The Equitable set his premiums using its actuary's analysis of life expectancy for men of Kensett's age, occupation and medical history. It assumed he would live to the age of 64. If he had, his total payments would have added up to much more than £1,000, ensuring the Society made the surplus it had anticipated.
Unlike fire insurance, which shopkeepers, merchants, artisans and craftsmen were commonly buying in the early 19th century, life insurance was relatively unusual. Britain had six life assurance providers before 1800 - almost all in London and a mix of mutuals and joint stock companies.
The Equitable's ledgers reveal that its early policy holders were the well-to-do gentry and nobility, with only very few artisans and traders. Many more insurers opened for business as the appeal of life policies broadened across the social classes. When Kensett fell ill, he was one of only 150,000 people, under 1% of the total population of Britain, with life insurance. During the century, the average value of policies fell and premiums became more affordable. By 1890, most male breadwinners and about 30% of the whole population had life policies, typically worth less than £50 (about £4,290 today). Life insurance had come to be seen as a prudent way of saving. More and more providers were established, which boosted demand for actuaries.

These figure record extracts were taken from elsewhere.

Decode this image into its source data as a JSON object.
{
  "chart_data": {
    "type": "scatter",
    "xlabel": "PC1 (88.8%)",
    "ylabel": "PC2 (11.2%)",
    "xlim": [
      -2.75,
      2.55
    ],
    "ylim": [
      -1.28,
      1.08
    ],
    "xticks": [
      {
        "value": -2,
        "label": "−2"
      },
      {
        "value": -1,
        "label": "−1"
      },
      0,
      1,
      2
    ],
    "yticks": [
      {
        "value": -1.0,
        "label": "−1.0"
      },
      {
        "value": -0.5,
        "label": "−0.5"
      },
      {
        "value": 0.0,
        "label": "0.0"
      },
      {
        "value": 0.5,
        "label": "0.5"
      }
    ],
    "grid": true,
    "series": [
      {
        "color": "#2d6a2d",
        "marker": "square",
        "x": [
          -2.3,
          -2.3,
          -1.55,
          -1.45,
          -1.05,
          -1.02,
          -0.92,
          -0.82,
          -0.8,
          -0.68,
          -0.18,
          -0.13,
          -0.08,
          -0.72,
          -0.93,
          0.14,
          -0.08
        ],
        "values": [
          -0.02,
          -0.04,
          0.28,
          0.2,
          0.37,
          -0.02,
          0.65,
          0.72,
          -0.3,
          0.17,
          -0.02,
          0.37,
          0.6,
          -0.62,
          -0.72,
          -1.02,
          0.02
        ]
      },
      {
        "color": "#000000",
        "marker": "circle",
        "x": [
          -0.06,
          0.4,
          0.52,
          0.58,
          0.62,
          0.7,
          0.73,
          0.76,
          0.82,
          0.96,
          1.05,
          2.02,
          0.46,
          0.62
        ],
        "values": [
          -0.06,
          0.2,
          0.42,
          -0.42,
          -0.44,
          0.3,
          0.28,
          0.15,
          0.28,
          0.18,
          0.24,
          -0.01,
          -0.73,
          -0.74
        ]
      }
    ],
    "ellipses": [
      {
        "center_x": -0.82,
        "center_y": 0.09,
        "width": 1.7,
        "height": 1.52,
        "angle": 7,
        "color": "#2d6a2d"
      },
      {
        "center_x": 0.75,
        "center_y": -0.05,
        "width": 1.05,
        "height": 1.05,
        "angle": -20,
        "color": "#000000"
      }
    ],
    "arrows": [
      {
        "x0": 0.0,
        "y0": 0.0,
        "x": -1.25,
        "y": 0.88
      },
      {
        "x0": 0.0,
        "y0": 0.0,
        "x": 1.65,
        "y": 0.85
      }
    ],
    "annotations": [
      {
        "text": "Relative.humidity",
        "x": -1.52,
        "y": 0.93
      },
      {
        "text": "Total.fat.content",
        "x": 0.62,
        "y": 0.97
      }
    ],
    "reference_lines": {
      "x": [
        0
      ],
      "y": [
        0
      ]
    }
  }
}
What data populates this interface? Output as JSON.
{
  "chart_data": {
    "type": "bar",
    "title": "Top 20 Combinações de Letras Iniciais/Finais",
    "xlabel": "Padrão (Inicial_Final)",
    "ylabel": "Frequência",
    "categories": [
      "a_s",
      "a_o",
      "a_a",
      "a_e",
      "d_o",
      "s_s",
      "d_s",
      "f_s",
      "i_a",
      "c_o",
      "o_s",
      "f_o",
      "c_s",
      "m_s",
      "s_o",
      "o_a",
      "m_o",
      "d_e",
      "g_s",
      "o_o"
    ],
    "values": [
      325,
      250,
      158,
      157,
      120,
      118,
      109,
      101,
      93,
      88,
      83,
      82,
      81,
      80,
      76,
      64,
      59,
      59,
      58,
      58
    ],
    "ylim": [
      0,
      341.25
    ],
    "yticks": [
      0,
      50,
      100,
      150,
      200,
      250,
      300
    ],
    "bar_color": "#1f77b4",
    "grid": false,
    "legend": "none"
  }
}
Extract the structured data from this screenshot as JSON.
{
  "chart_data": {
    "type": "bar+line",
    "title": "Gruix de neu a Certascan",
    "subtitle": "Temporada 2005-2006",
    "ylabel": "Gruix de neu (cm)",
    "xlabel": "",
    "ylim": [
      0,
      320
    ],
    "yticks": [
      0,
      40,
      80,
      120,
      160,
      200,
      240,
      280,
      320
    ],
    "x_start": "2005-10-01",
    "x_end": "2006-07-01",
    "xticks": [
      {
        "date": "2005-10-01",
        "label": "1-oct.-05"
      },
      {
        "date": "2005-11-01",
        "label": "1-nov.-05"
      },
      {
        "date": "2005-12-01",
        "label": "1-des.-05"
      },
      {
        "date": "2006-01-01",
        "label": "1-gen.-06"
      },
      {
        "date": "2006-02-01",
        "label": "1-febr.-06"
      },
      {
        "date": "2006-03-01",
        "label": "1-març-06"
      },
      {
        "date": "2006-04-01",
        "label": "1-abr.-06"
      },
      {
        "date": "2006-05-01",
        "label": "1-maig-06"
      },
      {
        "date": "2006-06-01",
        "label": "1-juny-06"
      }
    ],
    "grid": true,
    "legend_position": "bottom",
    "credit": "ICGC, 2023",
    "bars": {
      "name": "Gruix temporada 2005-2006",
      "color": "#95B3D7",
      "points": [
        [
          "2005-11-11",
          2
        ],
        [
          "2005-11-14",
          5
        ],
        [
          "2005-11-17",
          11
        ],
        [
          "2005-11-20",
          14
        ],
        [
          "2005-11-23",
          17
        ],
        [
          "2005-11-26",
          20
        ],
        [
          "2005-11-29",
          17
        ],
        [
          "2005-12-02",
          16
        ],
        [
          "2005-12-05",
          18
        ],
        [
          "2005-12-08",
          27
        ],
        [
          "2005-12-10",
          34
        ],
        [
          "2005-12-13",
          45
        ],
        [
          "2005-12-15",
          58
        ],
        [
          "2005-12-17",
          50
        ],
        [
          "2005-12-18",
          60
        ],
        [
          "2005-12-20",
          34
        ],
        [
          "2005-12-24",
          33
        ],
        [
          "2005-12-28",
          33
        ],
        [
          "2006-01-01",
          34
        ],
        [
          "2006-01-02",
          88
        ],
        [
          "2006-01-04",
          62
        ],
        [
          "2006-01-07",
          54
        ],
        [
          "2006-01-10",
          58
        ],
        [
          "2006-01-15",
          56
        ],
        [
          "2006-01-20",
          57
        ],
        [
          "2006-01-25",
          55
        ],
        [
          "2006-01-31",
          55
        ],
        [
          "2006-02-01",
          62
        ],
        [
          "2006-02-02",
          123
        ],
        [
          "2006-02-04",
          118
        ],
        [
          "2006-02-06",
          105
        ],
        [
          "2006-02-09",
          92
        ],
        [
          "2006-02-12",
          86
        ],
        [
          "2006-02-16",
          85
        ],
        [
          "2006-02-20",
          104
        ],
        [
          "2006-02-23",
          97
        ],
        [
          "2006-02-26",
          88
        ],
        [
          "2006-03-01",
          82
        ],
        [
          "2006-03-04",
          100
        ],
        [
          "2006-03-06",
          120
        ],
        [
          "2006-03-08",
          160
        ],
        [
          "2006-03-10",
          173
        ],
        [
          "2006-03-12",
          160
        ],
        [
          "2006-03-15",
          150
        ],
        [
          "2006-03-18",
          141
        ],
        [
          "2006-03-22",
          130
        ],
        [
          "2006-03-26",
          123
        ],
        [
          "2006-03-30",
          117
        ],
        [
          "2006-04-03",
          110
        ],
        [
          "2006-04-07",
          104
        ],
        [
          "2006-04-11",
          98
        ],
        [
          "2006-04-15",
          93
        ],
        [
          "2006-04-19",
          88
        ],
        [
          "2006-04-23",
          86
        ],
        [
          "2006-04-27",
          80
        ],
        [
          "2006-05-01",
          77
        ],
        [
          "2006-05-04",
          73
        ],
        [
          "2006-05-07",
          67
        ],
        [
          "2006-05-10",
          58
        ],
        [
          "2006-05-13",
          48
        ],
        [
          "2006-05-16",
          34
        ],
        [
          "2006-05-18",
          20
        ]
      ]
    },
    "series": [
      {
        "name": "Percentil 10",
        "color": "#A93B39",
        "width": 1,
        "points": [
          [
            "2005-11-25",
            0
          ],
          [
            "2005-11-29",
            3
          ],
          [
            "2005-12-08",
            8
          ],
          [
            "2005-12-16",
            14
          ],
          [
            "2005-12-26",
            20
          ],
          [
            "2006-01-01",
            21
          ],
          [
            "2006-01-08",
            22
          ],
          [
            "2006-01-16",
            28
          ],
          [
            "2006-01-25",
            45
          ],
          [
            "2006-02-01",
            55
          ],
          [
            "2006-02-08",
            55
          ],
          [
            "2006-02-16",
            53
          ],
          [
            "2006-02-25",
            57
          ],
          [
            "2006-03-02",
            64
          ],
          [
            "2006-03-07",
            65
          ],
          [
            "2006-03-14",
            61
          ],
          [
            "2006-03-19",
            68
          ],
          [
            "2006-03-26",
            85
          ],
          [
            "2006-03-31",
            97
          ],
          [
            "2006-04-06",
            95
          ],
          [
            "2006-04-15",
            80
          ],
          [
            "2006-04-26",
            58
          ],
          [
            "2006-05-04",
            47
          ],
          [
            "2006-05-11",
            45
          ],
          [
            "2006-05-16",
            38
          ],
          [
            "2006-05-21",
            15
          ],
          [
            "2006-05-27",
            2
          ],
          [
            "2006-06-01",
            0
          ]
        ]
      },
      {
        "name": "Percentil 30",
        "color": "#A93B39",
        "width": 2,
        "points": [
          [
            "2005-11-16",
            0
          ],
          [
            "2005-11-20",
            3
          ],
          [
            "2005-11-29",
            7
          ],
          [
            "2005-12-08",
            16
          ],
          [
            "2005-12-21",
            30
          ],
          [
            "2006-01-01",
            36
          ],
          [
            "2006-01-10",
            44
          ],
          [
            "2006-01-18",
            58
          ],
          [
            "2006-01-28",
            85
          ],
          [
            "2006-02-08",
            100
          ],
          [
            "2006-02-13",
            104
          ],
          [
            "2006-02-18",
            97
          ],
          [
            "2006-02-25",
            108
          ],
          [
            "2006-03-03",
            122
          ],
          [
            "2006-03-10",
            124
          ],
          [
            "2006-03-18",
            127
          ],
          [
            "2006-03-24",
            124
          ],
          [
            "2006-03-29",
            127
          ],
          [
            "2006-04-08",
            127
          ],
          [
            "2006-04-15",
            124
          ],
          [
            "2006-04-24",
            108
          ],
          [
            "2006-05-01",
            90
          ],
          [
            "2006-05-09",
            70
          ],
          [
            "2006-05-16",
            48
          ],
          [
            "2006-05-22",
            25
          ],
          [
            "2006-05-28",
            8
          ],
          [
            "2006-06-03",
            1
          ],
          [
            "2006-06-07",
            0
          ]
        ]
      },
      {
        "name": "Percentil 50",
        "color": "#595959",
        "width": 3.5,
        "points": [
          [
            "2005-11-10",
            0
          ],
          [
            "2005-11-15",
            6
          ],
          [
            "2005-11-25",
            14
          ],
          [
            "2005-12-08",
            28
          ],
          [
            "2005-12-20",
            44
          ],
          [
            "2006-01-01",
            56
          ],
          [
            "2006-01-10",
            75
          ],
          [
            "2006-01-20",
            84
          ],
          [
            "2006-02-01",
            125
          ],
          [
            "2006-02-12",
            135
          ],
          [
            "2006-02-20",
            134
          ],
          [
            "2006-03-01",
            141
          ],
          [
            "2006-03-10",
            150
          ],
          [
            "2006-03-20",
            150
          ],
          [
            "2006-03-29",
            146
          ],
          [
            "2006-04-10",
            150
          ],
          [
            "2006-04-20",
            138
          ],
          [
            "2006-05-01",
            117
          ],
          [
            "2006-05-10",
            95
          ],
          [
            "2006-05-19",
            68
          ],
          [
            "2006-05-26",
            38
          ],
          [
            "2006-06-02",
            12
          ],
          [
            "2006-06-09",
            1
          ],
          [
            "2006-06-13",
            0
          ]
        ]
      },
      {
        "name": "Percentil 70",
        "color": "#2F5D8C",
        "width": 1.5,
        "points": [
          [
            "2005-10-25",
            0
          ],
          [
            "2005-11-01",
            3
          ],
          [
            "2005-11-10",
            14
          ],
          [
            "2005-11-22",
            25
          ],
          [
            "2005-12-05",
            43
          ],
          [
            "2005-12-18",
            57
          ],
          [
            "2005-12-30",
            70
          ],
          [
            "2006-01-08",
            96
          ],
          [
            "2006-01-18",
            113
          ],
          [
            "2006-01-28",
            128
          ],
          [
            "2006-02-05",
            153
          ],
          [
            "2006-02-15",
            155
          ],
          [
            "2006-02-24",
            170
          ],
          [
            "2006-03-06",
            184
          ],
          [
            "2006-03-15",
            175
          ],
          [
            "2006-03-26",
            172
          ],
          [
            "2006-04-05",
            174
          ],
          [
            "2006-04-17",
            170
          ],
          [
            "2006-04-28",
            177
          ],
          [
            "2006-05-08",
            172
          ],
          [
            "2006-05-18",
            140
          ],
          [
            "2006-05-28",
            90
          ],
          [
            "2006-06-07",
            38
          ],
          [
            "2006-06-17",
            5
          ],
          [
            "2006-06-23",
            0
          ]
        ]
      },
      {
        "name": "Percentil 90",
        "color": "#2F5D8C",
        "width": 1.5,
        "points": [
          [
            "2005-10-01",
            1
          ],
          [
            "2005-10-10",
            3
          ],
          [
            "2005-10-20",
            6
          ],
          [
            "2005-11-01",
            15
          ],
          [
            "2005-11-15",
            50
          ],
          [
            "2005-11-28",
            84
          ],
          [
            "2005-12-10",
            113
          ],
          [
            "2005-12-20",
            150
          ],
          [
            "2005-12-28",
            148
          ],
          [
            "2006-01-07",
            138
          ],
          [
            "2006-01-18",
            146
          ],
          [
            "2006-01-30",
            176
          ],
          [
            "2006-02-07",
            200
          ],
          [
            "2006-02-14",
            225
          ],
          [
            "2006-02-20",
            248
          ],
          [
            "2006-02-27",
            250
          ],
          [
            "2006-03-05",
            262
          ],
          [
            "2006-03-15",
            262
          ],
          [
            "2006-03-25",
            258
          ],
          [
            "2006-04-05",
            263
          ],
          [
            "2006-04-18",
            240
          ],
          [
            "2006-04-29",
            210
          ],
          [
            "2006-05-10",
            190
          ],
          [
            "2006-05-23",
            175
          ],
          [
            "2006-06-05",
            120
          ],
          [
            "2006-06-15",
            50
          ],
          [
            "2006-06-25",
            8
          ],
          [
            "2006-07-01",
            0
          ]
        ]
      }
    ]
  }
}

In parallel, actuarial science made another important advance when the Marriage Act 1836 and the Births and Deaths Registration Act 1836 for the first time obliged citizens to report these events to the official registrar in their district. The General Register Office for Births, Marriages and Deaths for England and Wales started collecting, analysing and summarising this data in 1837, allowing actuaries, public health specialists and politicians to understand trends in mortality, morbidity and life expectancy, and helping to equip the new discipline of epidemiology. When Kensett died, the new national registration system was still four years away, and life insurers needed stronger information to verify individual claims and to improve their own actuarial calculations.
Compare and contrast
The registrar-general's first report and the accompanying abstracts prepared by doctor and statistician Dr William Farr reveal detail, from which we can compare Kensett's last illness with other deaths among men of his age and in his location. In the second half of 1837, over 38,500 (26%) of all deaths in England and Wales were caused by respiratory diseases, of which only 460 (1.2%) were attributed to bronchitis. TB and pneumonia together accounted for over 26,000 deaths (67.7%). In the geographical division that included Hampton Court village, 24% of deaths were caused by respiratory disease, of which 12 (0.9%) were attributed to bronchitis. In the 12 months to 1 July 1838 in England and Wales, 1,556 males died aged 40 - 0.9% of all male deaths that year. The figures are similar in Kensett's geographical division: 56 men aged between 40 and 41 died - 0.9% of all male deaths there. These comparisons confirm that Kensett died young and from an unusual cause.
Life insurers and their actuaries refined their calculations of life expectancy using precisely this sort of comparative information. They created increasingly sophisticated projections by arming themselves with such calibrations of the financial risks and rewards of insuring lives.